NCIS Asprela: combater fraudes através da tecnologia

O que é que Sherlock Holmes, Erin Brockovich e Lisbeth Salander têm em comum com os investigadores do INESC TEC?  Se na ficção, estas personagens usam o raciocínio dedutivo e a atenção aos detalhes para resolver crimes complexo, no mundo real é a tecnologia que começa a assumir esse papel. No INESC TEC, sensores, algoritmos de rastreabilidade ou inteligência artificial são, hoje, as ferramentas usadas para analisar as cadeias alimentares, encontrar padrões suspeitos ou detetar infrações ambientais escondidas. E motivos para agir não faltam. O relatório anual de 2023 do Alert and Cooperation Network (ACN) registou 758 notificações de suspeitas de fraude alimentar, um aumento de 26% em comparação com o ano anterior. Já a criminalidade ambiental é hoje considerada um dos crimes mais lucrativos a nível global, com a Europol a estimar que represente entre 110 e 281 mil milhões de euros por ano.

Da pólo da Asprela, na cidade do Porto, para o mundo, seguimos, neste artigo, a investigação do INESC TEC nestas duas áreas.

 

 

Sabem realmente o que estão a consumir?

Vivemos numa era em que os alimentos, até chegarem à nossa mesa, percorrem quilómetros, e é nesse trajeto que a fraude pode acontecer: rotulagens falsas, origens adulteradas, ingredientes trocados, ou produtos que não são o que prometem ser. Em 2013, as notícias trouxeram a público que vários supermercados no Reino Unido estavam a vender carne de cavalo como se fosse carne de vaca em produtos como hambúrgueres. Em 2016, a Autoridade de Segurança Alimentar e Económica (ASAE) apreendeu sete toneladas de uvas e cinco mil litros de mosto de um veículo de mercadorias “por tentativa de introdução de uvas em zona demarcada, sem qualquer documentação da proveniência de origem“. Mais recentemente, têm sido levadas a cabo ações de fiscalização para garantir a autenticidade dos vinhos.  Em dezembro de 2024, a ASAE desmantelou um esquema fraudulento nos distritos de Aveiro e Bragança, onde mais de 16.500 litros de óleo alimentar foram rotulados indevidamente como azeite.
Quando se fala em detetar uma fraude alimentar, pensamos, de imediato, em análises laboratoriais, inspeções policiais e de autoridades de seguranças.
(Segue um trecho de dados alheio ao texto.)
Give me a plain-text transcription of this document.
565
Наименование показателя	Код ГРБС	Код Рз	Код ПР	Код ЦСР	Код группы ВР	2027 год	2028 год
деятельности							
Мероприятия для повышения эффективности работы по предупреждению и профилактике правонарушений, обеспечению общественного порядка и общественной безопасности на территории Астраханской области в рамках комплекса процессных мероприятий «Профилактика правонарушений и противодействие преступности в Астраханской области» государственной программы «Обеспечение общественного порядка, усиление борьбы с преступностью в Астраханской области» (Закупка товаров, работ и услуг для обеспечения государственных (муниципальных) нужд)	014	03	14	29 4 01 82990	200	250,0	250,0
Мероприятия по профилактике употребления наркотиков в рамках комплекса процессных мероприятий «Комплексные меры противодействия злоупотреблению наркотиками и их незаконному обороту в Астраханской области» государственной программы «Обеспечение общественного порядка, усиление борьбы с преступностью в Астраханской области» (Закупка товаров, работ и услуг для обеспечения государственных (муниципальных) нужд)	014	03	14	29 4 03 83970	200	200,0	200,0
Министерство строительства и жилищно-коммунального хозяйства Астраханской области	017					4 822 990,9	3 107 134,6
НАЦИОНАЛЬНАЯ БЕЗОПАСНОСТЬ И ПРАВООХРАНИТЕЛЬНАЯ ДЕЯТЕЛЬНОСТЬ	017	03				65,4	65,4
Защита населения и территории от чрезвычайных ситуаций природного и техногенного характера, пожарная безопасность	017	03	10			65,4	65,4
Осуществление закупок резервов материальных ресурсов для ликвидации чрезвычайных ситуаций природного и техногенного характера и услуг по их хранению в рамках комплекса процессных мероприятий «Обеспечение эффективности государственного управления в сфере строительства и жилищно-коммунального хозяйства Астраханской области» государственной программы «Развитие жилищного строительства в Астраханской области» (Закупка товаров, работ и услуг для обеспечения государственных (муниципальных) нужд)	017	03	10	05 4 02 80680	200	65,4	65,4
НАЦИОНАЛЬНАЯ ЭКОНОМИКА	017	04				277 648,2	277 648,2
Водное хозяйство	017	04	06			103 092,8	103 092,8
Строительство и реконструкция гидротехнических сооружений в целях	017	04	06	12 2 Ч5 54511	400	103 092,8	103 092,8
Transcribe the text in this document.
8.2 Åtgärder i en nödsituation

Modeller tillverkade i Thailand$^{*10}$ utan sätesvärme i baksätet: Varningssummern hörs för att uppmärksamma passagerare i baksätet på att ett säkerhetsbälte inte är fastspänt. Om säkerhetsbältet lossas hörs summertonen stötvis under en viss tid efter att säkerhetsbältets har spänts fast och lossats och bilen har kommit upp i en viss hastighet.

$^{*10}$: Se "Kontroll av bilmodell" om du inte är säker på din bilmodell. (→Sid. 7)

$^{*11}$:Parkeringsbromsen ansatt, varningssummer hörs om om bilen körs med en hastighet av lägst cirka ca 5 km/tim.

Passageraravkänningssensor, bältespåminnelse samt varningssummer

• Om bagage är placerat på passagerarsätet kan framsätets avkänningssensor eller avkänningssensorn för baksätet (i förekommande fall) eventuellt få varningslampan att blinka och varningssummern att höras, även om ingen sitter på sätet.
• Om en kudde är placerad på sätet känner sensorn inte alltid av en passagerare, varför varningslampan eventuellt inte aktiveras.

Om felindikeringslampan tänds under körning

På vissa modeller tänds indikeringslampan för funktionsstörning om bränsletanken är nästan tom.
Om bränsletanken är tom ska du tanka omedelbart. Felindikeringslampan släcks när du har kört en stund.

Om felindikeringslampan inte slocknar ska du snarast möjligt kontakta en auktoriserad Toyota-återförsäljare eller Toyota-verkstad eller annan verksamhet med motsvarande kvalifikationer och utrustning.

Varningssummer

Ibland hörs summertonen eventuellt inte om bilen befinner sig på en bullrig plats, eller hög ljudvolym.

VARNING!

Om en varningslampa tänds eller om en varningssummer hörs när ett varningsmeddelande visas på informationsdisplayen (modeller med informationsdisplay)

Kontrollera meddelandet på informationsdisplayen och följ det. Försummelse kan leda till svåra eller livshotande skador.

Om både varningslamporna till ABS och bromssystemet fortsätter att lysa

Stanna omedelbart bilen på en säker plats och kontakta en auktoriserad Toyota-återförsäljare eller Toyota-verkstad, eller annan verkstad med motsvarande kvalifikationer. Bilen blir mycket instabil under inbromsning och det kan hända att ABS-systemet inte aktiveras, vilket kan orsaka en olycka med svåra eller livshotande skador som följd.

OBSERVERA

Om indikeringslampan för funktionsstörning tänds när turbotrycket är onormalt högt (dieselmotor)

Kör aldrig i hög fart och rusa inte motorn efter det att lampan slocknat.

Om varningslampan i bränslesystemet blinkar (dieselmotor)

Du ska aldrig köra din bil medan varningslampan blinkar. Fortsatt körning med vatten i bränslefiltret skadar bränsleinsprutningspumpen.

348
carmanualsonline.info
Mas, e se houvesse tecnologia que nos permitisse rastrear os processos produtivos e descobrir a fraude ainda antes de acontecer? Nas aventuras de Sir Arthur Conan Doyle, Sherlock Holmes contava com Dr. Watson para o ajudar a desvendar os mais intrincados mistérios. No INESC TEC, temos o nosso próprio WATSON: o parceiro tecnológico dos investigadores no combate à fraude alimentar. Este projeto europeu combina tecnologias de ponta como blockchain, inteligência artificial, sensores e sistemas de geolocalização que podem ser usados em vários pontos da cadeia de valor de um produto. Cada país está a testar um piloto, atuando sobre a cadeia de valor de um produto específico: o vinho em Portugal, o mel em Espanha, o azeite na Grécia, a carne na Alemanha, os lacticínios na Finlândia e o peixe na Noruega.

Pedro Carvalho, um dos investigadores do INESC TEC envolvido neste projeto, explica que atualmente é impossível cobrir toda a cadeia de valor de um produto, quer pela sua especificidade, quer pelos próprios mecanismos de combate à fraude que já estão implementados, mas também pela necessidade de introduzir a digitalização de forma progressiva. Por isso, o WATSON quer usar a tecnologia para melhorar a segurança das cadeias de valor e, consequentemente, aumentar a confiança do consumidor, um passo de cada vez.

 

Diz-me onde vais, dir-te-ei se há fraude

Sherlock Holmes ficaria orgulhoso do trabalho de investigação do (projeto) Watson

“Nós não queremos sobrepor-nos às metodologias atuais das autoridades de segurança alimentar para combate à fraude. No contexto do use case português, por exemplo, o nosso foco está na rastreabilidade do produto da vinha até à produção de vinho. Temos um conjunto de sensores na vinha, que permite monitorizar todo o crescimento da uva do ponto de vista das condições ambientais a que esteve sujeita, e medir valores como temperatura, humidade, acidez. Monitorizamos, igualmente, a vindima, ou seja, acompanhamos o percurso da uva, desde a colheita até à adega”, explica o investigador.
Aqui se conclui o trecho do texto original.